On 25 July 2012 23:41, Deryck Chan deryckchan@gmail.com wrote:
It is in the spirit of the Wikimedia movement that different projects and communities within the movement make decisions independently, and decisions on one project need not affect another. Therefore, I'm with David and many others in the opinion that the en.wp arbcom ban need not imply that Fæ must step down as WMUK chair.
Trying to narrow it down to arbcom is a mistake. The reality is that for any particular arbcom decision to sit they need to maintain the active support of most of the highly active admins and the passive support of a decent majority of the admin/editor community.

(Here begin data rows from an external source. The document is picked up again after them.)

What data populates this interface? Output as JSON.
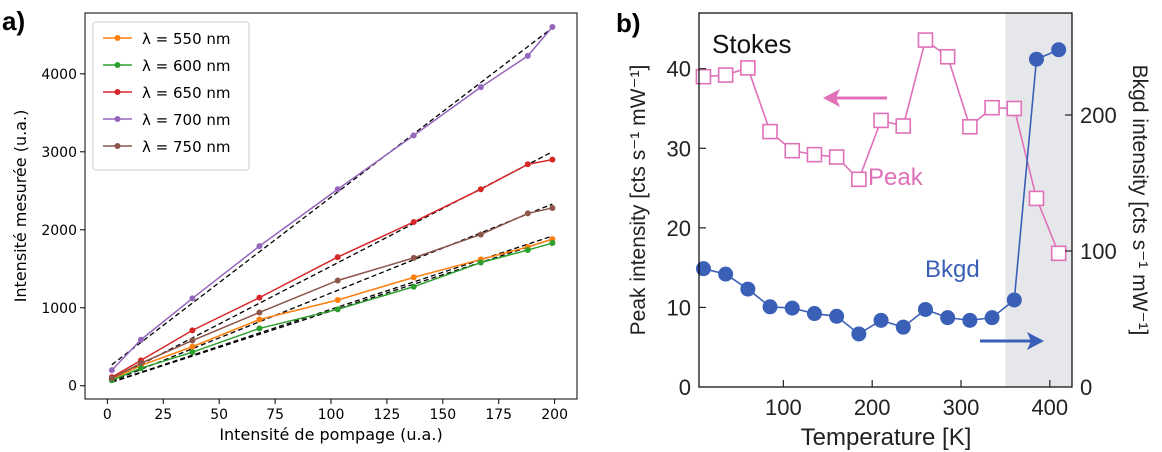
{
  "panels": {
    "a": {
      "label": "a)"
    },
    "b": {
      "label": "b)"
    }
  },
  "chart_data": [
    {
      "type": "line",
      "panel": "a)",
      "xlabel": "Intensité de pompage (u.a.)",
      "ylabel": "Intensité mesurée (u.a.)",
      "xlim": [
        -10,
        210
      ],
      "ylim": [
        -170,
        4780
      ],
      "x_ticks": [
        0,
        25,
        50,
        75,
        100,
        125,
        150,
        175,
        200
      ],
      "y_ticks": [
        0,
        1000,
        2000,
        3000,
        4000
      ],
      "legend_position": "top-left",
      "grid": false,
      "x": [
        2,
        15,
        38,
        68,
        103,
        137,
        167,
        188,
        199
      ],
      "series": [
        {
          "name": "λ = 550 nm",
          "color": "#ff7f0e",
          "values": [
            85,
            260,
            500,
            850,
            1100,
            1390,
            1620,
            1780,
            1880
          ]
        },
        {
          "name": "λ = 600 nm",
          "color": "#2ca02c",
          "values": [
            70,
            225,
            430,
            735,
            980,
            1270,
            1580,
            1740,
            1830
          ]
        },
        {
          "name": "λ = 650 nm",
          "color": "#d62728",
          "values": [
            110,
            325,
            710,
            1130,
            1650,
            2100,
            2520,
            2840,
            2900
          ]
        },
        {
          "name": "λ = 700 nm",
          "color": "#9467bd",
          "values": [
            200,
            590,
            1120,
            1790,
            2520,
            3210,
            3830,
            4230,
            4600
          ]
        },
        {
          "name": "λ = 750 nm",
          "color": "#8c564b",
          "values": [
            95,
            290,
            580,
            940,
            1350,
            1640,
            1940,
            2210,
            2280
          ]
        }
      ],
      "fits": [
        {
          "color": "#000000",
          "x": [
            2,
            199
          ],
          "y": [
            50,
            1920
          ]
        },
        {
          "color": "#000000",
          "x": [
            2,
            199
          ],
          "y": [
            45,
            1880
          ]
        },
        {
          "color": "#000000",
          "x": [
            2,
            199
          ],
          "y": [
            80,
            3000
          ]
        },
        {
          "color": "#000000",
          "x": [
            2,
            199
          ],
          "y": [
            270,
            4590
          ]
        },
        {
          "color": "#000000",
          "x": [
            2,
            199
          ],
          "y": [
            60,
            2330
          ]
        }
      ]
    },
    {
      "type": "line",
      "panel": "b)",
      "title": "Stokes",
      "xlabel": "Temperature [K]",
      "ylabel_left": "Peak intensity [cts s⁻¹ mW⁻¹]",
      "ylabel_right": "Bkgd intensity [cts s⁻¹ mW⁻¹]",
      "xlim": [
        5,
        425
      ],
      "ylim_left": [
        0,
        47
      ],
      "ylim_right": [
        0,
        275
      ],
      "x_ticks": [
        100,
        200,
        300,
        400
      ],
      "y_ticks_left": [
        0,
        10,
        20,
        30,
        40
      ],
      "y_ticks_right": [
        0,
        100,
        200
      ],
      "shaded_region": {
        "x": [
          350,
          425
        ],
        "color": "#e6e7ea"
      },
      "series": [
        {
          "name": "Peak",
          "axis": "left",
          "color": "#e070b8",
          "marker": "open-square",
          "x": [
            10,
            35,
            60,
            85,
            110,
            135,
            160,
            185,
            210,
            235,
            260,
            285,
            310,
            335,
            360,
            385,
            410
          ],
          "values": [
            39,
            39.2,
            40.1,
            32.1,
            29.7,
            29.2,
            28.9,
            26.1,
            33.5,
            32.8,
            43.6,
            41.5,
            32.7,
            35.1,
            35,
            23.7,
            16.8
          ]
        },
        {
          "name": "Bkgd",
          "axis": "right",
          "color": "#3a5fb7",
          "marker": "filled-circle",
          "x": [
            10,
            35,
            60,
            85,
            110,
            135,
            160,
            185,
            210,
            235,
            260,
            285,
            310,
            335,
            360,
            385,
            410
          ],
          "values": [
            87,
            83,
            72,
            59,
            58,
            54,
            52,
            39,
            49,
            44,
            57,
            51,
            49,
            51,
            64,
            241,
            248
          ]
        }
      ],
      "arrows": [
        {
          "color": "#e070b8",
          "direction": "left"
        },
        {
          "color": "#3a5fb7",
          "direction": "right"
        }
      ]
    }
  ]
}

At the present time they do.
However, if Fæ does remain as WMUK chair, we will inevitably be making a stance of antagonism towards en.wp. The Chapters Association can afford to take such a stance because it's a multicultural association and few in its active community are heavily involved with en.wp; but with en.wp being the single largest Wikimedia project WMUK members also participate in, we might want to rethink.
It would rather clash with the object " to promote and support the widest possible public access to, use of and contribution to Open Content of an encyclopaedic or educational nature or of similar utility to the general public, in particular the Open Content supported and provided by Wikimedia Foundation, Inc., based in San Francisco, California, USA."
A board resolution or an EGM reconfirmation vote will let us make ourselves clear as to whether we want to say "screw you en.wp arbcom, we love Fæ", or "we want to be nice, be risk-averse, and avoid a PR crisis". However, we as WMUK must make our position clear on this. Not taking a stance would be the worst PR disaster we can create for ourselves at this point.
Well that's something of a misstatement of my argument.